Her friend Darla drove, Theresa in the backseat holding her seven-year-old son’s hand and staring out the rain-beaded glass as the rainforest streaked past in a blur of dark green.
A few miles west of town on Highway 112, they reached the trailhead to Striped Peak.
It was still overcast, but the rain had stopped.
They started out in silence, hiking along the water, no sound but the impact of their footfalls squishing in the mud and the white noise of the breakers.
Theresa glanced down into a cove as the trail passed above it, the water not as blue as she remembered, blaming the cloud cover for muting the color, no failing of her memory.
The group passed the World War II bunkers and climbed through groves of fern and then into forest.
The trees still dripping.
Lushness even in early winter.
They neared the top.
The entire time, no one had spoken.
Theresa could feel a burning in her legs and the tears coming.
It started to rain as they reached the summit—nothing heavy, just a few wild drops blowing sideways in the wind.
Theresa walked out into the meadow.
She was crying now.
On a clear day, the view would’ve been for miles, with the sea a thousand feet below.
Today the peak was socked in.
She crumpled down in the wet grass, put her head between her knees, and cried.

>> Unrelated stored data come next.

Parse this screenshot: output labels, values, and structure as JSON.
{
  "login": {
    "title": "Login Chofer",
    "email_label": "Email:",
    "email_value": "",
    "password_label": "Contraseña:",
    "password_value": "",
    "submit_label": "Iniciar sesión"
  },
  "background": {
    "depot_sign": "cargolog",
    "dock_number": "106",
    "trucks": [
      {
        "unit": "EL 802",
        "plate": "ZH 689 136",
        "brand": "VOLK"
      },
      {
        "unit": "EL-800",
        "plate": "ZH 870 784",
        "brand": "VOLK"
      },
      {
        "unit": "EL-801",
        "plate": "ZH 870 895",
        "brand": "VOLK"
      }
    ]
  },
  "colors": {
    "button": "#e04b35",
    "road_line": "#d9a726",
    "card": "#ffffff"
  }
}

There was the pattering of drizzle on the hood of her poncho and nothing else.
Ben sat down beside her and she put her arm around him, said, “You did good hiking, buddy. How you feeling?”
“All right, I guess. Is this it?”
“Yeah, this is it. You could see a lot farther if it wasn’t for the fog.”
“What do we do now?”
She wiped her eyes, took a deep, trembling breath.

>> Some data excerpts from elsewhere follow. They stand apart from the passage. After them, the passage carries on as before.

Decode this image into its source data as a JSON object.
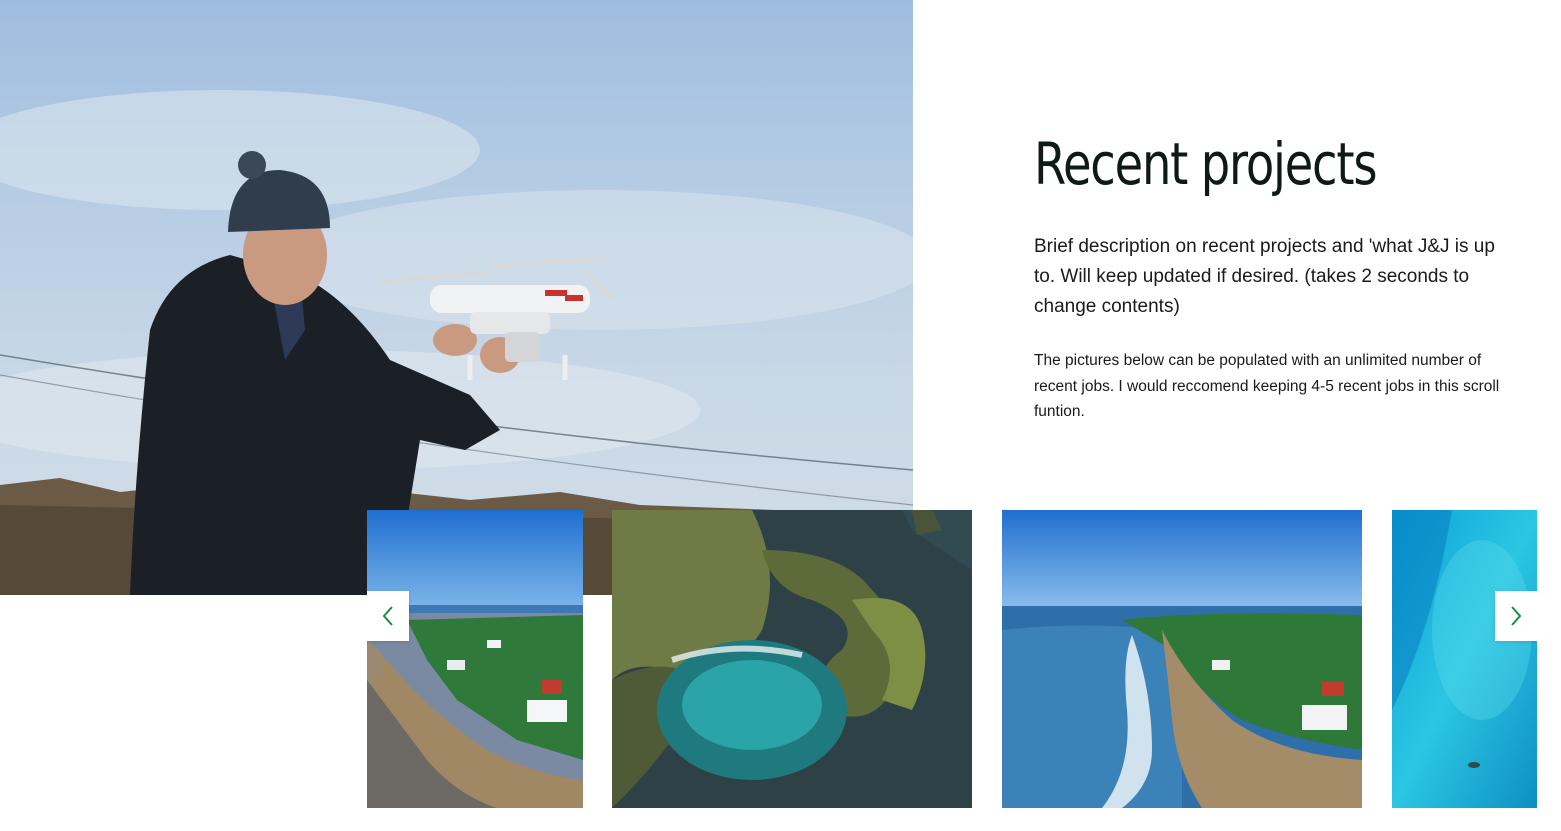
{
  "section": {
    "title": "Recent projects",
    "lead": "Brief description on recent projects and 'what J&J is up to. Will keep updated if desired. (takes 2 seconds to change contents)",
    "note": "The pictures below can be populated with an unlimited number of recent jobs. I would reccomend keeping 4-5 recent jobs in this scroll funtion."
  },
  "hero_image": {
    "icon": "drone-operator-photo"
  },
  "carousel": {
    "prev_icon": "chevron-left-icon",
    "next_icon": "chevron-right-icon",
    "slides": [
      {
        "icon": "coastal-town-photo"
      },
      {
        "icon": "island-cliff-photo"
      },
      {
        "icon": "beach-coastline-photo"
      },
      {
        "icon": "turquoise-sea-photo"
      }
    ]
  },
  "colors": {
    "accent": "#1e8a4a",
    "heading": "#0e1a14",
    "text": "#1a1a1a"
  }
}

“Now, I’m going to say some things about your dad. Maybe some other people will too.”
“Do I have to?”
“Only if you want to.”
“I don’t want to.”
“It doesn’t mean I don’t still love him.”
“I know that.”
“Would he want me to talk about him?”
“Not if it made you feel uncomfortable.”
Theresa shut her eyes, took a moment to gather herself.
She struggled onto her feet.
Her friends were milling around in the ferns, blowing into their hands for warmth.

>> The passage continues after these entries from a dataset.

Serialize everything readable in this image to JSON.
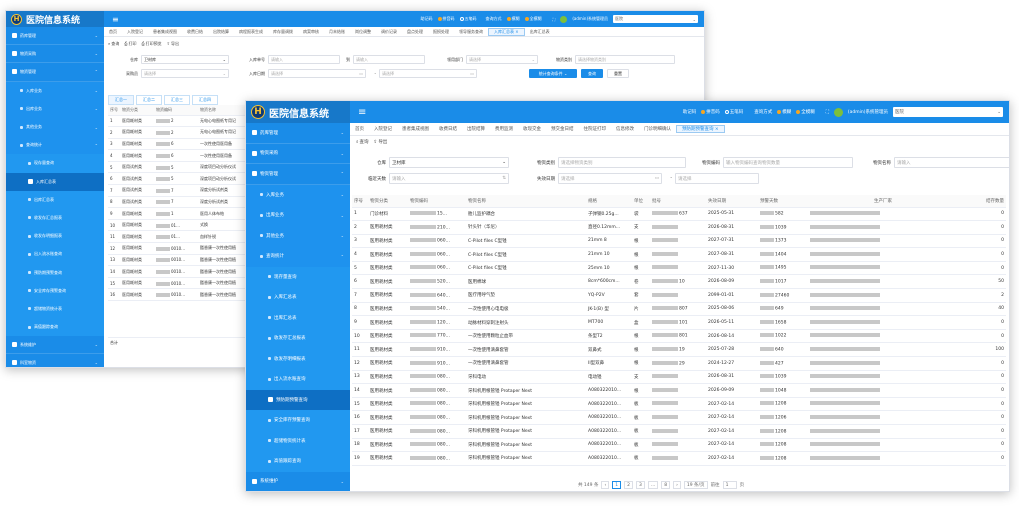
{
  "app_title": "医院信息系统",
  "logo_badge": "H",
  "topbar": {
    "mnemonic_label": "助记码",
    "pinyin": "拼音码",
    "wubi": "五笔码",
    "query_mode_label": "查询方式",
    "fuzzy": "模糊",
    "exact": "全模糊",
    "user": "(admin)系统管理员",
    "hospital_back": "医院",
    "hospital_front": "医院"
  },
  "back": {
    "sidebar": [
      {
        "label": "药库管理",
        "chev": "⌄",
        "kind": "top"
      },
      {
        "label": "物资采购",
        "chev": "⌄",
        "kind": "top"
      },
      {
        "label": "物资管理",
        "chev": "⌃",
        "kind": "top"
      },
      {
        "label": "入库业务",
        "chev": "⌄",
        "kind": "sub"
      },
      {
        "label": "出库业务",
        "chev": "⌄",
        "kind": "sub"
      },
      {
        "label": "其他业务",
        "chev": "⌄",
        "kind": "sub"
      },
      {
        "label": "查询统计",
        "chev": "⌃",
        "kind": "sub"
      },
      {
        "label": "现存量查询",
        "chev": "",
        "kind": "sub2"
      },
      {
        "label": "入库汇总表",
        "chev": "",
        "kind": "act"
      },
      {
        "label": "出库汇总表",
        "chev": "",
        "kind": "sub2"
      },
      {
        "label": "收发存汇总报表",
        "chev": "",
        "kind": "sub2"
      },
      {
        "label": "收发存明细报表",
        "chev": "",
        "kind": "sub2"
      },
      {
        "label": "出入流水账查询",
        "chev": "",
        "kind": "sub2"
      },
      {
        "label": "预防期预警查询",
        "chev": "",
        "kind": "sub2"
      },
      {
        "label": "安全库存预警查询",
        "chev": "",
        "kind": "sub2"
      },
      {
        "label": "超储物资统计表",
        "chev": "",
        "kind": "sub2"
      },
      {
        "label": "高值跟踪查询",
        "chev": "",
        "kind": "sub2"
      },
      {
        "label": "系统维护",
        "chev": "⌄",
        "kind": "top"
      },
      {
        "label": "科室物资",
        "chev": "⌄",
        "kind": "top"
      }
    ],
    "tabs": [
      "首页",
      "入院登记",
      "患者集成视图",
      "收费日结",
      "出院结算",
      "病程报表生成",
      "库存量调拨",
      "病案审核",
      "月末结账",
      "岗位调整",
      "调价记录",
      "盘点处理",
      "报损处理",
      "领导服务查询",
      "入库汇总表 ×",
      "出库汇总表"
    ],
    "toolbar": [
      "查询",
      "打印",
      "打印预览",
      "导出"
    ],
    "form": {
      "warehouse_label": "仓库",
      "warehouse_value": "卫材库",
      "entry_no_label": "入库单号",
      "entry_no_ph": "请输入",
      "to_label": "到",
      "to_ph": "请输入",
      "dept_label": "领用部门",
      "dept_ph": "请选择",
      "category_label": "物资类别",
      "category_ph": "请选择物资类别",
      "buyer_label": "采购员",
      "buyer_ph": "请选择",
      "date_label": "入库日期",
      "date_ph": "请选择",
      "date_end_ph": "请选择",
      "btn_stat": "统计查询条件 ⌄",
      "btn_query": "查询",
      "btn_reset": "重置"
    },
    "subtabs": [
      "汇总一",
      "汇总二",
      "汇总三",
      "汇总四"
    ],
    "columns": [
      "序号",
      "物资分类",
      "物资编码",
      "物资名称"
    ],
    "rows": [
      [
        "1",
        "医用耗材类",
        "2",
        "无电心电图纸专用记"
      ],
      [
        "2",
        "医用耗材类",
        "2",
        "无电心电图纸专用记"
      ],
      [
        "3",
        "医用耗材类",
        "6",
        "一次性使用医用备"
      ],
      [
        "4",
        "医用耗材类",
        "6",
        "一次性使用医用备"
      ],
      [
        "5",
        "医用试剂类",
        "5",
        "深度项目动分析仪试"
      ],
      [
        "6",
        "医用试剂类",
        "5",
        "深度项目动分析仪试"
      ],
      [
        "7",
        "医用试剂类",
        "7",
        "深度分析试剂类"
      ],
      [
        "8",
        "医用试剂类",
        "7",
        "深度分析试剂类"
      ],
      [
        "9",
        "医用耗材类",
        "1",
        "医用人体布帕"
      ],
      [
        "10",
        "医用耗材类",
        "01...",
        "式换"
      ],
      [
        "11",
        "医用耗材类",
        "01...",
        "血样针锐"
      ],
      [
        "12",
        "医用耗材类",
        "0010...",
        "酯香康一次性使用植"
      ],
      [
        "13",
        "医用耗材类",
        "0010...",
        "酯香康一次性使用植"
      ],
      [
        "14",
        "医用耗材类",
        "0010...",
        "酯香康一次性使用植"
      ],
      [
        "15",
        "医用耗材类",
        "0010...",
        "酯香康一次性使用植"
      ],
      [
        "16",
        "医用耗材类",
        "0010...",
        "酯香康一次性使用植"
      ]
    ],
    "total_label": "合计"
  },
  "front": {
    "sidebar": [
      {
        "label": "药库管理",
        "chev": "⌄",
        "kind": "top"
      },
      {
        "label": "物资采购",
        "chev": "⌄",
        "kind": "top"
      },
      {
        "label": "物资管理",
        "chev": "⌃",
        "kind": "top"
      },
      {
        "label": "入库业务",
        "chev": "⌄",
        "kind": "sub"
      },
      {
        "label": "出库业务",
        "chev": "⌄",
        "kind": "sub"
      },
      {
        "label": "其他业务",
        "chev": "⌄",
        "kind": "sub"
      },
      {
        "label": "查询统计",
        "chev": "⌃",
        "kind": "sub"
      },
      {
        "label": "现存量查询",
        "chev": "",
        "kind": "sub2"
      },
      {
        "label": "入库汇总表",
        "chev": "",
        "kind": "sub2"
      },
      {
        "label": "出库汇总表",
        "chev": "",
        "kind": "sub2"
      },
      {
        "label": "收发存汇总报表",
        "chev": "",
        "kind": "sub2"
      },
      {
        "label": "收发存明细报表",
        "chev": "",
        "kind": "sub2"
      },
      {
        "label": "出入流水账查询",
        "chev": "",
        "kind": "sub2"
      },
      {
        "label": "预防期预警查询",
        "chev": "",
        "kind": "act"
      },
      {
        "label": "安全库存预警查询",
        "chev": "",
        "kind": "sub2"
      },
      {
        "label": "超储物资统计表",
        "chev": "",
        "kind": "sub2"
      },
      {
        "label": "高值跟踪查询",
        "chev": "",
        "kind": "sub2"
      },
      {
        "label": "系统维护",
        "chev": "⌄",
        "kind": "top"
      }
    ],
    "tabs": [
      "首页",
      "入院登记",
      "患者集成视图",
      "收费日结",
      "出院结算",
      "费用监测",
      "收现交金",
      "预交金日结",
      "住院证打印",
      "信息修改",
      "门诊明细确认",
      "预防期预警查询 ×"
    ],
    "toolbar": [
      "查询",
      "导出"
    ],
    "form": {
      "warehouse_label": "仓库",
      "warehouse_value": "卫材库",
      "cat_label": "物资类别",
      "cat_ph": "请选择物资类别",
      "code_label": "物资编码",
      "code_ph": "输入物资编码查询物资数量",
      "name_label": "物资名称",
      "name_ph": "请输入",
      "days_label": "临近天数",
      "days_ph": "请输入",
      "expire_label": "失效日期",
      "expire_ph": "请选择",
      "expire_end_ph": "请选择"
    },
    "columns": [
      "序号",
      "物资分类",
      "物资编码",
      "物资名称",
      "规格",
      "单位",
      "批号",
      "失效日期",
      "预警天数",
      "生产厂家",
      "结存数量"
    ],
    "rows": [
      [
        "1",
        "门诊材料",
        "15...",
        "胎儿监护耦合",
        "子弹钢0.25g...",
        "袋",
        "637",
        "2025-05-31",
        "582",
        "",
        "0"
      ],
      [
        "2",
        "医用耗材类",
        "210...",
        "针头针（华尼）",
        "直径0.12mm...",
        "支",
        "",
        "2026-08-31",
        "1039",
        "",
        "0"
      ],
      [
        "3",
        "医用耗材类",
        "060...",
        "C-Pilot files C型锉",
        "21mm 8",
        "根",
        "",
        "2027-07-31",
        "1373",
        "",
        "0"
      ],
      [
        "4",
        "医用耗材类",
        "060...",
        "C-Pilot files C型锉",
        "21mm 10",
        "根",
        "",
        "2027-08-31",
        "1404",
        "",
        "0"
      ],
      [
        "5",
        "医用耗材类",
        "060...",
        "C-Pilot files C型锉",
        "25mm 10",
        "根",
        "",
        "2027-11-30",
        "1495",
        "",
        "0"
      ],
      [
        "6",
        "医用耗材类",
        "520...",
        "医用棉球",
        "8cm*600cm...",
        "卷",
        "10",
        "2026-08-09",
        "1017",
        "",
        "50"
      ],
      [
        "7",
        "医用耗材类",
        "640...",
        "医疗用呼气垫",
        "YQ-P2V",
        "套",
        "",
        "2099-01-01",
        "27460",
        "",
        "2"
      ],
      [
        "8",
        "医用耗材类",
        "540...",
        "一次性使用心电电极",
        "JK-1(B) 型",
        "片",
        "807",
        "2025-08-06",
        "649",
        "",
        "40"
      ],
      [
        "9",
        "医用耗材类",
        "120...",
        "动脉材料穿刺注射头",
        "MT700",
        "盒",
        "101",
        "2026-05-11",
        "1658",
        "",
        "0"
      ],
      [
        "10",
        "医用耗材类",
        "770...",
        "一次性使用颗粒止血带",
        "条型T2",
        "根",
        "801",
        "2026-08-14",
        "1022",
        "",
        "0"
      ],
      [
        "11",
        "医用耗材类",
        "910...",
        "一次性使用滴鼻套管",
        "双鼻式",
        "根",
        "19",
        "2025-07-28",
        "640",
        "",
        "100"
      ],
      [
        "12",
        "医用耗材类",
        "910...",
        "一次性使用滴鼻套管",
        "II型双鼻",
        "根",
        "29",
        "2024-12-27",
        "427",
        "",
        "0"
      ],
      [
        "13",
        "医用耗材类",
        "080...",
        "牙科电动",
        "电动锉",
        "支",
        "",
        "2026-08-31",
        "1039",
        "",
        "0"
      ],
      [
        "14",
        "医用耗材类",
        "080...",
        "牙科机用根管锉 Protaper Next",
        "A080322010...",
        "根",
        "",
        "2026-09-09",
        "1048",
        "",
        "0"
      ],
      [
        "15",
        "医用耗材类",
        "080...",
        "牙科机用根管锉 Protaper Next",
        "A080322010...",
        "板",
        "",
        "2027-02-14",
        "1208",
        "",
        "0"
      ],
      [
        "16",
        "医用耗材类",
        "080...",
        "牙科机用根管锉 Protaper Next",
        "A080322010...",
        "板",
        "",
        "2027-02-14",
        "1206",
        "",
        "0"
      ],
      [
        "17",
        "医用耗材类",
        "080...",
        "牙科机用根管锉 Protaper Next",
        "A080322010...",
        "板",
        "",
        "2027-02-14",
        "1208",
        "",
        "0"
      ],
      [
        "18",
        "医用耗材类",
        "080...",
        "牙科机用根管锉 Protaper Next",
        "A080322010...",
        "板",
        "",
        "2027-02-14",
        "1208",
        "",
        "0"
      ],
      [
        "19",
        "医用耗材类",
        "080...",
        "牙科机用根管锉 Protaper Next",
        "A080322010...",
        "板",
        "",
        "2027-02-14",
        "1208",
        "",
        "0"
      ]
    ],
    "pager": {
      "total": "共 149 条",
      "pages": [
        "1",
        "2",
        "3",
        "...",
        "8"
      ],
      "size": "19 条/页",
      "goto_label": "前往",
      "goto_value": "1",
      "page_unit": "页"
    }
  }
}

It was raw up on the summit, a strong gale pushing the ferns in green waves and the air cold enough to turn their breath to steam.
She called her friends over and they all stood in a huddle against the rain and the wind.
Theresa told the story of how she and Ethan had taken a trip to the peninsula several months after they’d started dating. They stayed at a B&B in Port Angeles and, late one afternoon, stumbled upon the trailhead to Striped Peak. They reached the summit at sunset on a clear, calm evening, and as she stared across the strait at the long view into southern Canada, Ethan dropped to one knee and proposed.
He’d bought a toy ring from a convenience store vending machine that morning. Said he hadn’t been planning anything like this, but that he’d realized on this trip that he wanted to spend the rest of his life with her. Told her he’d never been happier than in this moment, standing on the top of this mountain and the world spread out beneath them.
“I hadn’t been planning anything like it either,” Theresa said, “but I said yes, and we stayed up there and watched the sun go into the sea. Ethan and I always talked about coming back here for a weekend, but you know what they say about life and making other plans. Anyway, we had our perfect moments...” She kissed the top of her son’s head. “...and our not so perfect ones, but I think Ethan was never happier, never more carefree and hopeful about the future than that sunset on the top of this mountain thirteen years ago. As you know, the circumstances surrounding his disappearance...” She pushed back against the storm of emotion that was waiting, always waiting. “...well, we don’t really have a body or ashes or anything. But...” A smile through the tears. “I did bring this.” She dug an old plastic ring out of her pocket, the gold paint of the band long since flaked away, the flimsy prongs still holding the emerald-colored prism of glass. Some of the others were crying now too. “He did eventually get me a diamond, but it seemed appropriate, if not more cost-efficient, to bring this.” She pulled a garden spade out of her wet backpack. “I want to leave something close to Ethan here, and this feels right. Ben, would you help me?”